Drugs such as synthetic inhibitors and immune enhancers are used,
Of these, alkylating agents, antimetabolites, antibiotics, D
Drugs such as NA synthesis inhibitors have a problem that they affect not only cancer cells but also normal cells, and that side effects are too strong, and immunopotentiators have a weak effect.

However, the use of the apoptosis inducer of the present invention can induce programmed apoptosis in cancer cells and kill the immortalized cancer cells. It can be advantageously used as an anti-cancer agent. Further, since it can induce apoptosis in tissues and cells infected with various viruses and remove these tissues and cells, it is useful for treating many diseases caused by viral infection.
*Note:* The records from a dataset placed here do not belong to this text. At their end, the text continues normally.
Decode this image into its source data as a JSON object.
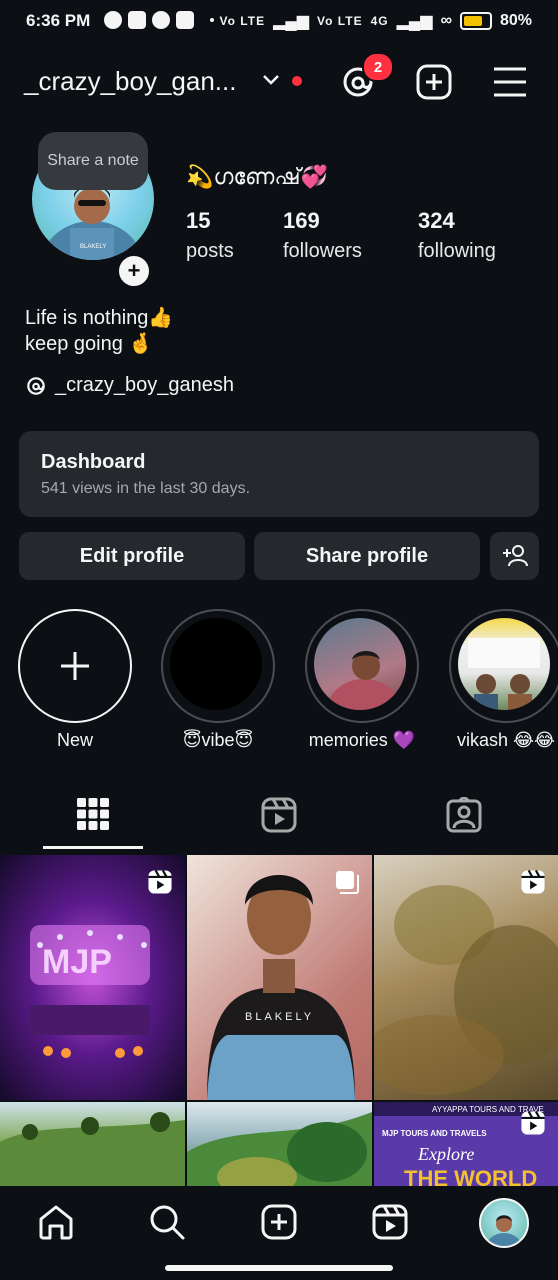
{
  "status_bar": {
    "time": "6:36 PM",
    "network_1": "Vo LTE",
    "network_2": "Vo LTE",
    "network_type": "4G",
    "battery": "80%",
    "battery_level": 0.8
  },
  "header": {
    "username": "_crazy_boy_gan...",
    "threads_badge": "2",
    "icons": [
      "threads-icon",
      "add-post-icon",
      "menu-icon"
    ]
  },
  "profile": {
    "note": "Share a note",
    "display_name": "💫ഗണേഷ്💞",
    "stats": [
      {
        "value": "15",
        "label": "posts"
      },
      {
        "value": "169",
        "label": "followers"
      },
      {
        "value": "324",
        "label": "following"
      }
    ],
    "bio_line1": "Life is nothing👍",
    "bio_line2": "keep going 🤞",
    "threads_handle": "_crazy_boy_ganesh"
  },
  "dashboard": {
    "title": "Dashboard",
    "subtitle": "541 views in the last 30 days."
  },
  "actions": {
    "edit_profile": "Edit profile",
    "share_profile": "Share profile"
  },
  "highlights": [
    {
      "label": "New"
    },
    {
      "label": "😇vibe😇"
    },
    {
      "label": "memories 💜"
    },
    {
      "label": "vikash 😂😂"
    }
  ],
  "tiles": {
    "tile3_text": "AYYAPPA TOURS AND TRAVE",
    "tile3_text2": "MJP TOURS AND TRAVELS",
    "tile3_text3": "Explore",
    "tile3_text4": "THE WORLD",
    "tile1_text": "MJP",
    "tile2_text": "BLAKELY"
  },
  "colors": {
    "background": "#0c1014",
    "card": "#25292e",
    "badge": "#ff3040",
    "battery": "#f2c200"
  }
}
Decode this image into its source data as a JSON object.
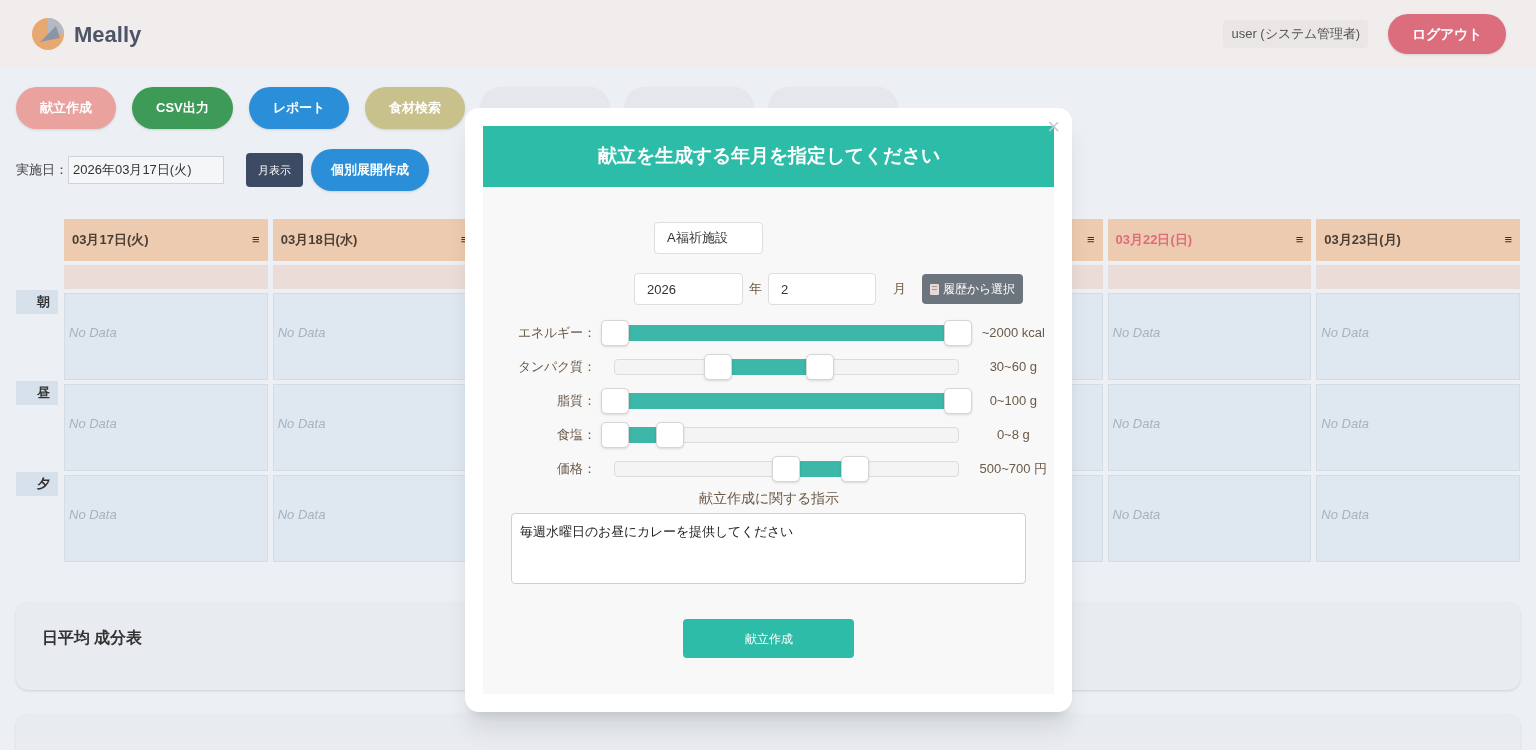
{
  "app": {
    "logo": "Meally",
    "user": "user (システム管理者)",
    "logout": "ログアウト"
  },
  "nav": [
    {
      "label": "献立作成",
      "color": "#e9a29e"
    },
    {
      "label": "CSV出力",
      "color": "#3e9a57"
    },
    {
      "label": "レポート",
      "color": "#2a8fd8"
    },
    {
      "label": "食材検索",
      "color": "#c9c18c"
    },
    {
      "color": "#e6e7ec"
    },
    {
      "color": "#e6e7ec"
    },
    {
      "color": "#e6e7ec"
    }
  ],
  "date_filter": {
    "label": "実施日：",
    "value": "2026年03月17日(火)",
    "month_button": "月表示",
    "expand_button": "個別展開作成"
  },
  "calendar": {
    "meals": [
      "朝",
      "昼",
      "夕"
    ],
    "days": [
      {
        "kind": "day",
        "label": "03月17日(火)",
        "holiday": false,
        "menu": "≡",
        "cells": [
          "No Data",
          "No Data",
          "No Data"
        ]
      },
      {
        "kind": "day",
        "label": "03月18日(水)",
        "holiday": false,
        "menu": "≡",
        "cells": [
          "No Data",
          "No Data",
          "No Data"
        ]
      },
      {
        "kind": "covered",
        "menu": "≡"
      },
      {
        "kind": "day",
        "label": "03月22日(日)",
        "holiday": true,
        "menu": "≡",
        "cells": [
          "No Data",
          "No Data",
          "No Data"
        ]
      },
      {
        "kind": "day",
        "label": "03月23日(月)",
        "holiday": false,
        "menu": "≡",
        "cells": [
          "No Data",
          "No Data",
          "No Data"
        ]
      }
    ]
  },
  "summary": {
    "title": "日平均 成分表"
  },
  "dialog": {
    "title": "献立を生成する年月を指定してください",
    "close": "×",
    "facility": "A福祈施設",
    "year": "2026",
    "year_unit": "年",
    "month": "2",
    "month_unit": "月",
    "history_button": "履歴から選択",
    "sliders": [
      {
        "label": "エネルギー：",
        "start": {
          "level": 0
        },
        "end": {
          "level": 1
        },
        "reading": "~2000 kcal"
      },
      {
        "label": "タンパク質：",
        "start": {
          "level": 0.3
        },
        "end": {
          "level": 0.6
        },
        "reading": "30~60 g"
      },
      {
        "label": "脂質：",
        "start": {
          "level": 0
        },
        "end": {
          "level": 1
        },
        "reading": "0~100 g"
      },
      {
        "label": "食塩：",
        "start": {
          "level": 0
        },
        "end": {
          "level": 0.16
        },
        "reading": "0~8 g"
      },
      {
        "label": "価格：",
        "start": {
          "level": 0.5
        },
        "end": {
          "level": 0.7
        },
        "reading": "500~700 円"
      }
    ],
    "instruction_label": "献立作成に関する指示",
    "instruction": "毎週水曜日のお昼にカレーを提供してください",
    "submit": "献立作成"
  }
}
[Brief description of drawings]

FIG. 1 is a photograph showing DNA of MT4 cell line fragmented by the addition of baicalein and baicalin.

[Procedure amendment]

[Submission date] July 3, 1992

[Procedure Amendment 2]

[Document name to be amended] Statement

[Name of item to be corrected] 0002

[Correction method] Change

[Correction content]

[0002]

2. Description of the Related Art In recent years, a mode of apoptosis (also called apoptosis or apoptoses; self- destruction or cell self-destruction ) has been found and is drawing attention as to death of cell tissues. Unlike necrosis, which is a pathological cell death, this apoptosis is considered to be a death that is originally integrated into the gene of the cell itself. ─────────────────────────────────────────────────── ───

[Procedure amendment]

[Submission date] March 1, 1993

[Procedure Amendment 1]

[Document name to be amended] Statement

[Name of item to be corrected] Brief explanation of the drawing

[Correction method] Change

[Correction content]

[Brief description of drawings]

FIG. 1 is an electrophoretic photograph showing DNA of MT4 cell line fragmented by addition of baicalein and baicalin.

Claims (1)

[Claims] 1. An apoptosis inducer containing baicalin or baicalein as an active ingredient.